I suck in a deep breath and check myself in. I meet my doctor to go over procedure one more time. It all blurs in my head. The next thing I know they’re telling me to count backwards from one hundred… ninety nine… ninety eight…

Sometimes during the surgery I periodically wake up. I can’t feel my legs. I glance down and realize I don’t have them anymore, or a torso.
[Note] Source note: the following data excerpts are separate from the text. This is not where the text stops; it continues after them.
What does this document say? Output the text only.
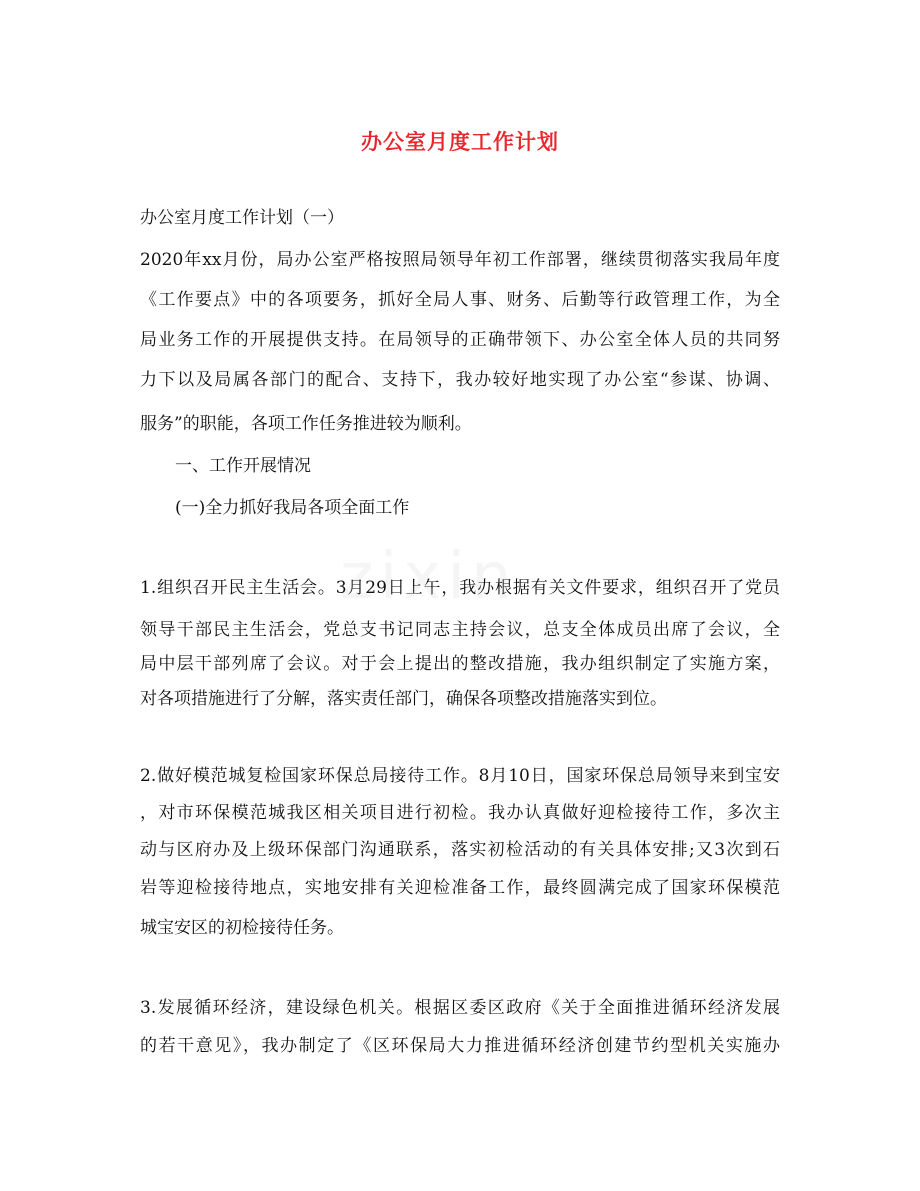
办公室月度工作计划
办公室月度工作计划（一）
2020年xx月份，局办公室严格按照局领导年初工作部署，继续贯彻落实我局年度
《工作要点》中的各项要务，抓好全局人事、财务、后勤等行政管理工作，为全
局业务工作的开展提供支持。在局领导的正确带领下、办公室全体人员的共同努
力下以及局属各部门的配合、支持下，我办较好地实现了办公室“参谋、协调、
服务”的职能，各项工作任务推进较为顺利。
一、工作开展情况
(一)全力抓好我局各项全面工作
1.组织召开民主生活会。3月29日上午，我办根据有关文件要求，组织召开了党员
领导干部民主生活会，党总支书记同志主持会议，总支全体成员出席了会议，全
局中层干部列席了会议。对于会上提出的整改措施，我办组织制定了实施方案，
对各项措施进行了分解，落实责任部门，确保各项整改措施落实到位。
2.做好模范城复检国家环保总局接待工作。8月10日，国家环保总局领导来到宝安
，对市环保模范城我区相关项目进行初检。我办认真做好迎检接待工作，多次主
动与区府办及上级环保部门沟通联系，落实初检活动的有关具体安排;又3次到石
岩等迎检接待地点，实地安排有关迎检准备工作，最终圆满完成了国家环保模范
城宝安区的初检接待任务。
3.发展循环经济，建设绿色机关。根据区委区政府《关于全面推进循环经济发展
的若干意见》，我办制定了《区环保局大力推进循环经济创建节约型机关实施办
zixin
I wake up. I don’t know how long I’ve been out. The doctor assured me the new procedures go so quickly now that I could recover within a day. I feel much heavier than before. When I try to move my legs, they make a little whirring noise before they get started. I’m delighted to hear it. The high-quality synthetic flesh looks and feels real, and lets me feel outside stimuli, but just beneath it the skeleton is now steel, my connective tissue replace by wires.

I’m reborn.

I touch my face; naturally, they had to leave that alone, and I didn’t have a problem with that. I still like the look of my face. They said they can give me a functioning interchangeable genital “set” as we discussed―to make things a little more human―but I honestly doubt I will take them.

They keep me in the hospital for a few more days, tests to make sure I’m functioning. Tell me how to take care of myself, and order me physical therapy so I can learn how to move and walk on my own again. Until then, I’ll be hovercraft-bound for a bit.

On the fourth day, my parents come pick me up. Maybe it’s the sun, or maybe it’s my new optics, but everything looks considerably brighter than the last time I saw them. Dad is even smiling. I’m rolled out to their SUV and helped inside, by mom and dad personally. When we’re all in, she turns to me and caresses my cheek.

“Welcome home, dear,” she says.

Maybe they’re ready to accept their new chrome offspring. It won’t be an easy road, but at least a road is there now.